Le projet de Kuzuko témoigne ainsi de la capacité des projets certifiés carbone à étendre leur impact bien au-delà des bénéfices climatiques, en promouvant la santé des sols, en favorisant la biodiversité et en améliorant les conditions de vie des communautés humaines. Cette démarche holistique contribue à la restauration de précieux services écosystémiques et à la régénération du vivant dans son ensemble et de façon durable. Alors que le défi de la restauration des écosystèmes des fourrés est de taille en Afrique du Sud, face à une superficie dégradée de plus d’un million d’hectares, les impacts du projet Kuzuko ont le potentiel d’être démultipliés au fur et à mesure des actions futures menées par AfriCarbon et Reforest’Action. Fortes de cette première expérience conduite à Kuzuko, les deux structures poursuivront, pour les années à venir, leur ambition commune au service de la restauration de ce biome unique au monde.

SOURCES

  • Le projet Kuzuko a notamment été financé par Capgemini, l’un des leaders mondiaux de la transformation et de la gestion des activités des entreprises via la technologie. Capgemini s’est engagé à décarboner ses activités à hauteur de 90 % d’ici 2040 et investit par ailleurs dans des crédits carbone de haute qualité pour réduire et éliminer le carbone au-delà de sa propre chaîne de valeur.

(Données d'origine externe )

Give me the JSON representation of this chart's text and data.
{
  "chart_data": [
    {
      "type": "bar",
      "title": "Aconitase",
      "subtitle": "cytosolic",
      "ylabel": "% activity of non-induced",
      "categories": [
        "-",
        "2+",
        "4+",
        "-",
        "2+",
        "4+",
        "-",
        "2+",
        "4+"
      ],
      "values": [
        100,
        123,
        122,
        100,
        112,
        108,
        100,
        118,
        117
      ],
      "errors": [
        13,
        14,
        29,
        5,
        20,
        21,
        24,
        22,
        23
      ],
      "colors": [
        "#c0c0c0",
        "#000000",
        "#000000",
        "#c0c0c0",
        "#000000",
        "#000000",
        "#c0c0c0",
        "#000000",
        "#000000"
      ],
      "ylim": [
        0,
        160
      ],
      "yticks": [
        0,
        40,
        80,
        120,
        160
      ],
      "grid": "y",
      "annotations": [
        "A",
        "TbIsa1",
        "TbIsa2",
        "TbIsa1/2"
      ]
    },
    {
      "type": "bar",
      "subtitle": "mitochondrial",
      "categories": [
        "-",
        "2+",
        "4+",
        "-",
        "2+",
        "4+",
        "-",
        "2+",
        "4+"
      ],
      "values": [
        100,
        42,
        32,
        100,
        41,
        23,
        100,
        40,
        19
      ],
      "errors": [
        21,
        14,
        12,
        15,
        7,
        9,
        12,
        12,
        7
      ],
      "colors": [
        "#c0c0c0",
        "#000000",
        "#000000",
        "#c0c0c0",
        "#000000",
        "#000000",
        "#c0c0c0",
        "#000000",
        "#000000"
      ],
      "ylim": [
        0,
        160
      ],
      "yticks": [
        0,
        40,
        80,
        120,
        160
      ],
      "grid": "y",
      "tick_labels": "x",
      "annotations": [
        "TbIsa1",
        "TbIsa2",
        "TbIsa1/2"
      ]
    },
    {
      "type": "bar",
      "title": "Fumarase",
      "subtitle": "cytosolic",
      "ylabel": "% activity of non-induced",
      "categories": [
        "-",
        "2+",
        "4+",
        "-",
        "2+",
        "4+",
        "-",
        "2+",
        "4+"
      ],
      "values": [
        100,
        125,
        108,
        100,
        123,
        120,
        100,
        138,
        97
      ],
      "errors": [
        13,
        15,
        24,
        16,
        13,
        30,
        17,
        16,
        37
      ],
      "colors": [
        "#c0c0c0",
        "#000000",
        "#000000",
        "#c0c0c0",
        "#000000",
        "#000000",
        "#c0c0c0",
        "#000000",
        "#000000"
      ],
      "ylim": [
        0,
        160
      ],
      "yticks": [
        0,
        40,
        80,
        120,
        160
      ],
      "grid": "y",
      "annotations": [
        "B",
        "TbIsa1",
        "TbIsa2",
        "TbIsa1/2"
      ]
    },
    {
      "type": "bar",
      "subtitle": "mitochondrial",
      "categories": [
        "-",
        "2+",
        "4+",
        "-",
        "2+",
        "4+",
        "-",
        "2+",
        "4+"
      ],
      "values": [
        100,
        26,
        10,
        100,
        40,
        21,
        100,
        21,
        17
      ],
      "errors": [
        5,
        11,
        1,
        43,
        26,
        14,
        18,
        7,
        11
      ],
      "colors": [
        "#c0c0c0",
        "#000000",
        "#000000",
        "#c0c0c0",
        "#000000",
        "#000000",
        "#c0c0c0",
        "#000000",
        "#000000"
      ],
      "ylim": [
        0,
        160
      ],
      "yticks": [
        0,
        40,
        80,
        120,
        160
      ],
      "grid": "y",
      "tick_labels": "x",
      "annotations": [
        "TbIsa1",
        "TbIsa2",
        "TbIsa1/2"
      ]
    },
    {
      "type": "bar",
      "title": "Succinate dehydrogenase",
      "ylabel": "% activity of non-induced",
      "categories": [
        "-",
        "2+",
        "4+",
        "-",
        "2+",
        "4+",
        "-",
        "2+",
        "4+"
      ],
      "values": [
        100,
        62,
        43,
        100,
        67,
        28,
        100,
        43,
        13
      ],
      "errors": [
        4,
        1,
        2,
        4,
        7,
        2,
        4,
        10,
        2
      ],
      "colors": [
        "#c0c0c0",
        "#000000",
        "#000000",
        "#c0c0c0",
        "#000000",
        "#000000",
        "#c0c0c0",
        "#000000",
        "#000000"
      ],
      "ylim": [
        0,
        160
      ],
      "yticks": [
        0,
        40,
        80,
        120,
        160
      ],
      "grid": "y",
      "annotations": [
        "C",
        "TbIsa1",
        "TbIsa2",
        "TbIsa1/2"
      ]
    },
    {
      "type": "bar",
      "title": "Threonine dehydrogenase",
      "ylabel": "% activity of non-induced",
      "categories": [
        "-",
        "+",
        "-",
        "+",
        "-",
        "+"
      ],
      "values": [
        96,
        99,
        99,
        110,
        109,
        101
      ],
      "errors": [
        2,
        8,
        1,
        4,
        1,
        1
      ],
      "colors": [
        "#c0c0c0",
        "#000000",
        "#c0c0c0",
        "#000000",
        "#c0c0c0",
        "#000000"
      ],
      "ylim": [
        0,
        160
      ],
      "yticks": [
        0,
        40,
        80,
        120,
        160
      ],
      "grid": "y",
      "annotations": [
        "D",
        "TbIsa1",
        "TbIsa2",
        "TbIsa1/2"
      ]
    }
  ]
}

  • Les informations scientifiques et les données chiffrées concernant les caractéristiques physiologiques du Spekboom sont issues d’interviews conduites par Reforest’Action auprès de Anthony Mills, Docteur en sciences des sols et Fondateur d’AfriCarbon, et Robbert Duker, Docteur en physiologie environnementale des plantes et Chef des opérations d’AfriCarbon, ou de leurs travaux scientifiques publiés et évalués par leurs pairs.
  • Toutes photographies qui illustrent cet article ont été réalisées par Reforest’Action.